Saturday, 15 December 2012

Bags of Bones

   Last time, I said I'd explain more fully why I use historical societies and cultures as a backdrop to my Fantasy novels.Now's a good time, because the TV series of Stephen King's Bag of Bones is about to air in the UK, and if you've read the book you'll know the quote from Thomas Hardy; "Compared to the dullest human being walking on the earth, the most brilliantly drawn character in any novel is nothing but a bag of bones." In other words, even the finest author can't hope to capture the complexity of even a simple, ordinary person.

   How much more true is that for a whole world?

   Take Lord of the Rings.
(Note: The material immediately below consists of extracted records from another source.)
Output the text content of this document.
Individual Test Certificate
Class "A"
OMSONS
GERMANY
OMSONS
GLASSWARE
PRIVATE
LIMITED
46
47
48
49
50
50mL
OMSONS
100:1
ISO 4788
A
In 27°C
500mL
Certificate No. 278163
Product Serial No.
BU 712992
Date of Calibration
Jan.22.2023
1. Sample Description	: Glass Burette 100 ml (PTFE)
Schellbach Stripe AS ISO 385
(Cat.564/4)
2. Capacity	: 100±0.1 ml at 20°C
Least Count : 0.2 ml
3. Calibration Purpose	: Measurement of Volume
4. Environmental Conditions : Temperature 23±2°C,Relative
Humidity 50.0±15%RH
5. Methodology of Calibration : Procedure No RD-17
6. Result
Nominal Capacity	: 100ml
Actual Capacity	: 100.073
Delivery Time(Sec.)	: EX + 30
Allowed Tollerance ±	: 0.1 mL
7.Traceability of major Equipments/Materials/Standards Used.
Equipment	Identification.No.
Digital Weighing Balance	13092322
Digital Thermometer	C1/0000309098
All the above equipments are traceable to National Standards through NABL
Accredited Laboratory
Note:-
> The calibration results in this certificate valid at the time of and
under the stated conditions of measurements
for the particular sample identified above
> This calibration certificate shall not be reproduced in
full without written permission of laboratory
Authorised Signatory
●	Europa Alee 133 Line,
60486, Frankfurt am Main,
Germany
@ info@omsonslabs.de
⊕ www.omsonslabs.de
Not counting the three books of the series, or The Hobbit, there are still at least another 16 novels in the series, from the Books of Lost Tales to The Road Goes Ever On. All that's been done because try as Tolkien did, there were holes in the background, things he didn't have space or time to tell - or which he hadn't created yet. He was trying to invent a new world from scratch, writing every myth, every page of history, naming all the previous kings and crediting them with achievements or failures. J R R Tolkien has been dead for nearly 40 years and still the new books keep emerging, some of them grown from a single note on a scrap of paper.

   Creating a world is a never-ending task. Robert Jordan did a similar thing even without finishing the Wheel of Time series - he wrote a novel to fill in the story of how Moraine met Lan, and then a compendium detailing the history of the world right back to the Age of Legends. As with Middle Earth, this only scratches the surface. The work is never done.

   But if an author takes an ancient culture as a model, half his work is done. People already know a little about the Celts (see The Risen King), or medieval Europe (forthcoming Songs of Sorrow duology), and so on. All I have to do is mention a few little things and the reader's mind will fill in the blanks, creating a world of sound and scent all on its own. As an extra bonus, where there are gaps in our knowledge, or arguments between scholars, I can pick what I want to fill the hole, morphing the culture into something new. Playing with history like that is fun for me, and I hope for the reader too.